The ability of an agent to perform well in new and unseen environments is a crucial aspect of intelligence. In machine learning, this ability is referred to as strong or out-of-distribution generalization. However, simply considering differences in data distributions is not sufficient to fully capture differences in environments. In the present paper, we assay out-of-variable generalization, which refers to an agent's ability to handle new situations that involve variables never jointly observed before. We expect that such ability is important also for AI-driven scientific discovery: humans, too, explore 'Nature' by probing, observing and measuring subsets of variables at one time. Mathematically, it requires efficient re-use of past marginal knowledge, i.e., knowledge over subsets of variables. We study this problem, focusing on prediction tasks that involve observing overlapping, yet distinct, sets of causal parents. We show that the residual distribution of one environment encodes the partial derivative of the true generating function with respect to the unobserved causal parent. Hence, learning from the residual allows zero-shot prediction even when we never observe the outcome variable in the other environment.
翻译:跨变量泛化能力
在智能领域,智能体在新的、未知的环境中表现良好的能力是智能的一个重要方面。
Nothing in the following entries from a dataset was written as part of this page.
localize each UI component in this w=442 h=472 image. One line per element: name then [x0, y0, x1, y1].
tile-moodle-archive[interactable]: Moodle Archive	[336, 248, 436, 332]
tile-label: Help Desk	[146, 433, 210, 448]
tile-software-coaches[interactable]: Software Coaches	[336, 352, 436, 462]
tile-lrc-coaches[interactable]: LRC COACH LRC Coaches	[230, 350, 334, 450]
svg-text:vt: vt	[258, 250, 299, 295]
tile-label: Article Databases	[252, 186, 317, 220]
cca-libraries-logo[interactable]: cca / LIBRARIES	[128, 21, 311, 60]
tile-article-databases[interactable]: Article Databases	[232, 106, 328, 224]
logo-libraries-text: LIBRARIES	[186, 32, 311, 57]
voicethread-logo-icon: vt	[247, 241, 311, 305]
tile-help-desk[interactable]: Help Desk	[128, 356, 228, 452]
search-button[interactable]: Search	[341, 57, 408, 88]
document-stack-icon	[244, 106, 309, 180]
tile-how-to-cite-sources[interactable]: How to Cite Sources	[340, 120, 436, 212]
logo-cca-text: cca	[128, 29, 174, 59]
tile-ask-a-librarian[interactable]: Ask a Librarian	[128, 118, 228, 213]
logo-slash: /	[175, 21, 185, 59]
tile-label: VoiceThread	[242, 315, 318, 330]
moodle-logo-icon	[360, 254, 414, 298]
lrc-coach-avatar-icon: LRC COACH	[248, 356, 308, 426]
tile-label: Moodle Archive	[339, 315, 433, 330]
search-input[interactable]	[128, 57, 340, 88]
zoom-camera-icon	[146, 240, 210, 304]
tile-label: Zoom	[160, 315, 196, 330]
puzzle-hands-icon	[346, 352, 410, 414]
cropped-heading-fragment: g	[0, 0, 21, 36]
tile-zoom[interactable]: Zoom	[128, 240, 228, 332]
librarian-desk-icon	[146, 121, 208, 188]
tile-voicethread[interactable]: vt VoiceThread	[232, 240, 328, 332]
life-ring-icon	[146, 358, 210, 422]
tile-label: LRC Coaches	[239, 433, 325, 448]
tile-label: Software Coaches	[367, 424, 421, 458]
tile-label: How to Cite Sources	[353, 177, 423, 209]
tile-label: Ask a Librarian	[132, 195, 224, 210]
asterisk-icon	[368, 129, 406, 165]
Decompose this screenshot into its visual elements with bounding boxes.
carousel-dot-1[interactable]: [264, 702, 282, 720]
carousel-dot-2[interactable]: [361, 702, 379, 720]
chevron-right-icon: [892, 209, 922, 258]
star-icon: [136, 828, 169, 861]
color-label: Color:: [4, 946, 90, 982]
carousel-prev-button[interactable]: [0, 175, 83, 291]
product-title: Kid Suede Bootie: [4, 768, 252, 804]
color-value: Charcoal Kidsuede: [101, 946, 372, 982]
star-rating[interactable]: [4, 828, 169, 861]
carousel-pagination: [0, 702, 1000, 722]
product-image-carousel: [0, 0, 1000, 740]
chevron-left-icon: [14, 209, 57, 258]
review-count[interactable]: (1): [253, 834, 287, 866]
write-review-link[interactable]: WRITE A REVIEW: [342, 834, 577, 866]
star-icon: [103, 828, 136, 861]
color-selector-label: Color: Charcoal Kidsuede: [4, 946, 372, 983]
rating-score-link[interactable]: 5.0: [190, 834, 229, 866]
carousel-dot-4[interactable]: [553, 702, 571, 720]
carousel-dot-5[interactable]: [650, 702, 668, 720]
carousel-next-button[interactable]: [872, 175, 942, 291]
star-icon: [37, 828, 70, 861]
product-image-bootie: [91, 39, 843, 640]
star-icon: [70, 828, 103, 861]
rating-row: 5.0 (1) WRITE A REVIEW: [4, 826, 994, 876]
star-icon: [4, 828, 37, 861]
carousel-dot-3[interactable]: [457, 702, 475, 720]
在机器学习中,这种能力被称为强泛化能力或分布外泛化能力。但是,仅仅考虑数据分布的差异是不足以完全捕捉到环境差异的。在本文中,我们探究跨变量泛化能力,它指的是智能体处理以前从未同时观察过的变量的新情况的能力。我们认为这种能力也对基于人工智能的科学发现至关重要:人类也通过探索、观察和测量一次观察一部分变量的方式来探索“自然”。从数学上讲,这需要对过去边际知识的有效重用,即对变量子集的知识。我们研究这个问题,重点关注涉及观察到重叠但不同的因果父项集合的预测任务。我们证明一个环境中的残差分布编码了真实生成函数对未观测的因果父项的偏导数。因此,学习残差可以实现零次预测,即使我们在另一个环境中从未观测到结果变量。